The S&P 500 advance 2% on Monday with volume below last Friday and lighter than the 30 day moving average volume.  The very large increase of the S&P 500 index caused a reversal of our stop loss trigger and returned our automatic forecast to a growth trend.  Should the S&P 500 decline about 19 points on Tuesday (-1.4%), our forecast would likely change again back to an uncertain trend.

Subjective Comment:

With the acceleration of the US M2 money supply growth we are not surprised to see a large upward movement in the US stock markets.  Still, a one day jump of 2% on the S&P 500 is impressive.  It would have been more noteworthy had it occurred on strong volume.  Monday saw light volume, and that is reason to be weary of the movement in US markets.  Jumping back in now is not advisable.  We still think US markets will be highly volatile through the remainder of 2012 with overall direction flat or down.

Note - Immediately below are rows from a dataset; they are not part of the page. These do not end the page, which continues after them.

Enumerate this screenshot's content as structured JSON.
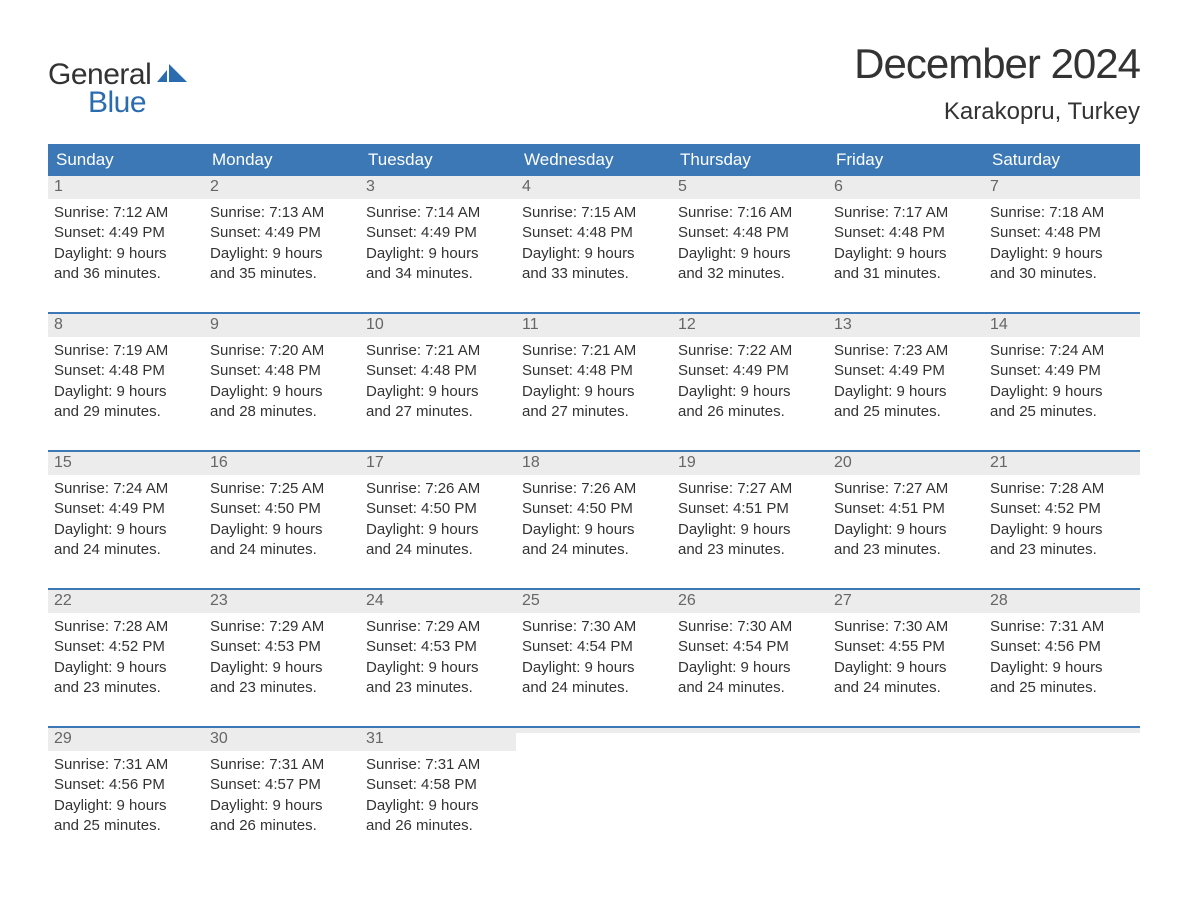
{
  "brand": {
    "word1": "General",
    "word2": "Blue",
    "text_color": "#333333",
    "accent_color": "#2b6cb0"
  },
  "header": {
    "month_title": "December 2024",
    "location": "Karakopru, Turkey"
  },
  "styling": {
    "header_bg": "#3b78b5",
    "header_text": "#ffffff",
    "daynum_bg": "#ececec",
    "daynum_color": "#666666",
    "week_border": "#3b78b5",
    "body_text": "#333333",
    "page_bg": "#ffffff",
    "font_family": "Arial, Helvetica, sans-serif",
    "month_title_fontsize": 42,
    "location_fontsize": 24,
    "weekday_fontsize": 17,
    "body_fontsize": 15
  },
  "weekdays": [
    "Sunday",
    "Monday",
    "Tuesday",
    "Wednesday",
    "Thursday",
    "Friday",
    "Saturday"
  ],
  "weeks": [
    [
      {
        "day": "1",
        "sunrise": "Sunrise: 7:12 AM",
        "sunset": "Sunset: 4:49 PM",
        "dl1": "Daylight: 9 hours",
        "dl2": "and 36 minutes."
      },
      {
        "day": "2",
        "sunrise": "Sunrise: 7:13 AM",
        "sunset": "Sunset: 4:49 PM",
        "dl1": "Daylight: 9 hours",
        "dl2": "and 35 minutes."
      },
      {
        "day": "3",
        "sunrise": "Sunrise: 7:14 AM",
        "sunset": "Sunset: 4:49 PM",
        "dl1": "Daylight: 9 hours",
        "dl2": "and 34 minutes."
      },
      {
        "day": "4",
        "sunrise": "Sunrise: 7:15 AM",
        "sunset": "Sunset: 4:48 PM",
        "dl1": "Daylight: 9 hours",
        "dl2": "and 33 minutes."
      },
      {
        "day": "5",
        "sunrise": "Sunrise: 7:16 AM",
        "sunset": "Sunset: 4:48 PM",
        "dl1": "Daylight: 9 hours",
        "dl2": "and 32 minutes."
      },
      {
        "day": "6",
        "sunrise": "Sunrise: 7:17 AM",
        "sunset": "Sunset: 4:48 PM",
        "dl1": "Daylight: 9 hours",
        "dl2": "and 31 minutes."
      },
      {
        "day": "7",
        "sunrise": "Sunrise: 7:18 AM",
        "sunset": "Sunset: 4:48 PM",
        "dl1": "Daylight: 9 hours",
        "dl2": "and 30 minutes."
      }
    ],
    [
      {
        "day": "8",
        "sunrise": "Sunrise: 7:19 AM",
        "sunset": "Sunset: 4:48 PM",
        "dl1": "Daylight: 9 hours",
        "dl2": "and 29 minutes."
      },
      {
        "day": "9",
        "sunrise": "Sunrise: 7:20 AM",
        "sunset": "Sunset: 4:48 PM",
        "dl1": "Daylight: 9 hours",
        "dl2": "and 28 minutes."
      },
      {
        "day": "10",
        "sunrise": "Sunrise: 7:21 AM",
        "sunset": "Sunset: 4:48 PM",
        "dl1": "Daylight: 9 hours",
        "dl2": "and 27 minutes."
      },
      {
        "day": "11",
        "sunrise": "Sunrise: 7:21 AM",
        "sunset": "Sunset: 4:48 PM",
        "dl1": "Daylight: 9 hours",
        "dl2": "and 27 minutes."
      },
      {
        "day": "12",
        "sunrise": "Sunrise: 7:22 AM",
        "sunset": "Sunset: 4:49 PM",
        "dl1": "Daylight: 9 hours",
        "dl2": "and 26 minutes."
      },
      {
        "day": "13",
        "sunrise": "Sunrise: 7:23 AM",
        "sunset": "Sunset: 4:49 PM",
        "dl1": "Daylight: 9 hours",
        "dl2": "and 25 minutes."
      },
      {
        "day": "14",
        "sunrise": "Sunrise: 7:24 AM",
        "sunset": "Sunset: 4:49 PM",
        "dl1": "Daylight: 9 hours",
        "dl2": "and 25 minutes."
      }
    ],
    [
      {
        "day": "15",
        "sunrise": "Sunrise: 7:24 AM",
        "sunset": "Sunset: 4:49 PM",
        "dl1": "Daylight: 9 hours",
        "dl2": "and 24 minutes."
      },
      {
        "day": "16",
        "sunrise": "Sunrise: 7:25 AM",
        "sunset": "Sunset: 4:50 PM",
        "dl1": "Daylight: 9 hours",
        "dl2": "and 24 minutes."
      },
      {
        "day": "17",
        "sunrise": "Sunrise: 7:26 AM",
        "sunset": "Sunset: 4:50 PM",
        "dl1": "Daylight: 9 hours",
        "dl2": "and 24 minutes."
      },
      {
        "day": "18",
        "sunrise": "Sunrise: 7:26 AM",
        "sunset": "Sunset: 4:50 PM",
        "dl1": "Daylight: 9 hours",
        "dl2": "and 24 minutes."
      },
      {
        "day": "19",
        "sunrise": "Sunrise: 7:27 AM",
        "sunset": "Sunset: 4:51 PM",
        "dl1": "Daylight: 9 hours",
        "dl2": "and 23 minutes."
      },
      {
        "day": "20",
        "sunrise": "Sunrise: 7:27 AM",
        "sunset": "Sunset: 4:51 PM",
        "dl1": "Daylight: 9 hours",
        "dl2": "and 23 minutes."
      },
      {
        "day": "21",
        "sunrise": "Sunrise: 7:28 AM",
        "sunset": "Sunset: 4:52 PM",
        "dl1": "Daylight: 9 hours",
        "dl2": "and 23 minutes."
      }
    ],
    [
      {
        "day": "22",
        "sunrise": "Sunrise: 7:28 AM",
        "sunset": "Sunset: 4:52 PM",
        "dl1": "Daylight: 9 hours",
        "dl2": "and 23 minutes."
      },
      {
        "day": "23",
        "sunrise": "Sunrise: 7:29 AM",
        "sunset": "Sunset: 4:53 PM",
        "dl1": "Daylight: 9 hours",
        "dl2": "and 23 minutes."
      },
      {
        "day": "24",
        "sunrise": "Sunrise: 7:29 AM",
        "sunset": "Sunset: 4:53 PM",
        "dl1": "Daylight: 9 hours",
        "dl2": "and 23 minutes."
      },
      {
        "day": "25",
        "sunrise": "Sunrise: 7:30 AM",
        "sunset": "Sunset: 4:54 PM",
        "dl1": "Daylight: 9 hours",
        "dl2": "and 24 minutes."
      },
      {
        "day": "26",
        "sunrise": "Sunrise: 7:30 AM",
        "sunset": "Sunset: 4:54 PM",
        "dl1": "Daylight: 9 hours",
        "dl2": "and 24 minutes."
      },
      {
        "day": "27",
        "sunrise": "Sunrise: 7:30 AM",
        "sunset": "Sunset: 4:55 PM",
        "dl1": "Daylight: 9 hours",
        "dl2": "and 24 minutes."
      },
      {
        "day": "28",
        "sunrise": "Sunrise: 7:31 AM",
        "sunset": "Sunset: 4:56 PM",
        "dl1": "Daylight: 9 hours",
        "dl2": "and 25 minutes."
      }
    ],
    [
      {
        "day": "29",
        "sunrise": "Sunrise: 7:31 AM",
        "sunset": "Sunset: 4:56 PM",
        "dl1": "Daylight: 9 hours",
        "dl2": "and 25 minutes."
      },
      {
        "day": "30",
        "sunrise": "Sunrise: 7:31 AM",
        "sunset": "Sunset: 4:57 PM",
        "dl1": "Daylight: 9 hours",
        "dl2": "and 26 minutes."
      },
      {
        "day": "31",
        "sunrise": "Sunrise: 7:31 AM",
        "sunset": "Sunset: 4:58 PM",
        "dl1": "Daylight: 9 hours",
        "dl2": "and 26 minutes."
      },
      {
        "empty": true
      },
      {
        "empty": true
      },
      {
        "empty": true
      },
      {
        "empty": true
      }
    ]
  ]
}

Another reason to be cautious about investing on Tuesday comes from Moody’s downgrade of French sovereign debt from triple A after US markets closed on Monday.  This will likely spook investors and markets could decline on Tuesday, or could at least open below Monday’s close.  Continue to avoid all bonds and stay out of stock market index funds for now.  Price inflation will continue to be high and will probably go higher in 2013, so price inflation hedges are a good idea if you able to hold for a very long time.